Like all secure requests, CAPTCHA is validated server-side.
In my current application I have some code which is sent to the browser and the browser then posts back and must not be able to modify it. What I do is to append a secret string to the value, get the SHA1 checksum of that full string, and then require the browser to send back both the value and the checksum. I'm pretty sure this is how .NET does viewstate, too.
If user session is long-lived, you are still susceptible to XSRF. You need to take measures against that too.
If you are on .NET, check out AntiForgeryToken,
http://msdn.microsoft.com/en-us/library/dd492767.aspx
When accepting user input, the zero-level thing you need to do, before storing things in the database is to make sure you run the data via the mysql_real_escape_string($MyPostData) function.
Also, it is good for every variable/data you want to accept via POST to validate it programmatically based on its type and what you intend to do with it.

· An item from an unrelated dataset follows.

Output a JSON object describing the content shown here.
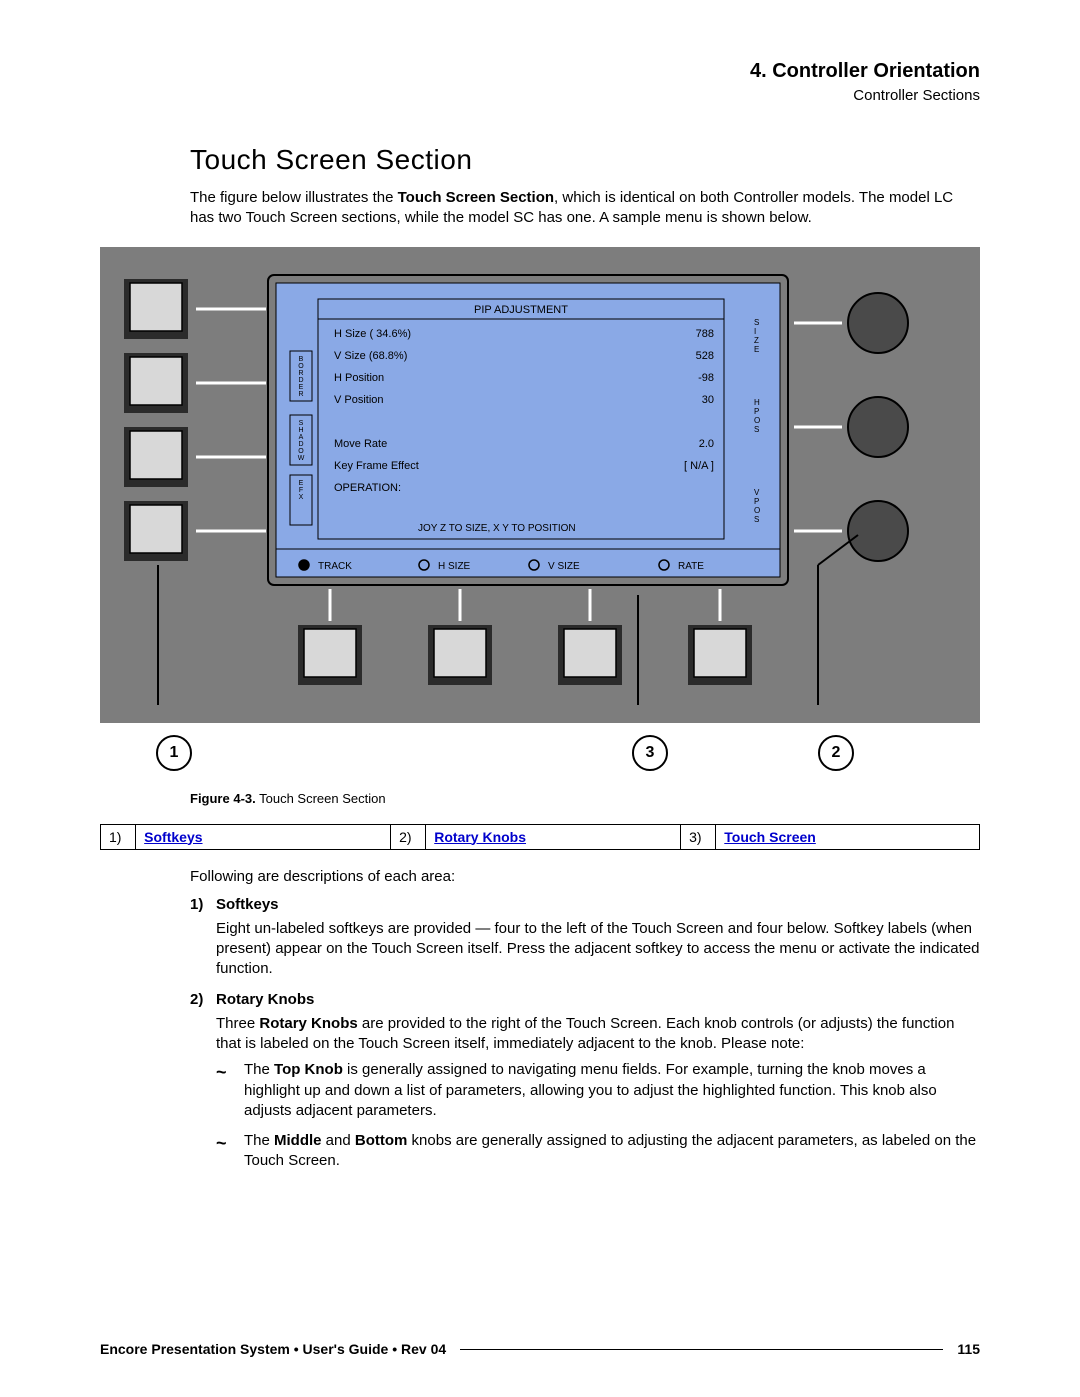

These are two main rules for making sure there's no 'funny' business coming from the user: making sure you work with valid variables AND making sure data that gets to the database is verified and escaped properly.
With your model (and especially if you use integer numbers for your session IDs) an attacker can easily submit a request on behalf of another user (e.g. decrement your own session ID and you are already someone else provided this session ID exists).
You need to have a unique session key/guid associated with each session ID and stored both in the DB and on the client in the cookies. Each time your client submits a request you should read not only session ID but also the session GUID and then validate them both against your database values.
In addition to that you may also want to consider some XSRF mitigation strategies.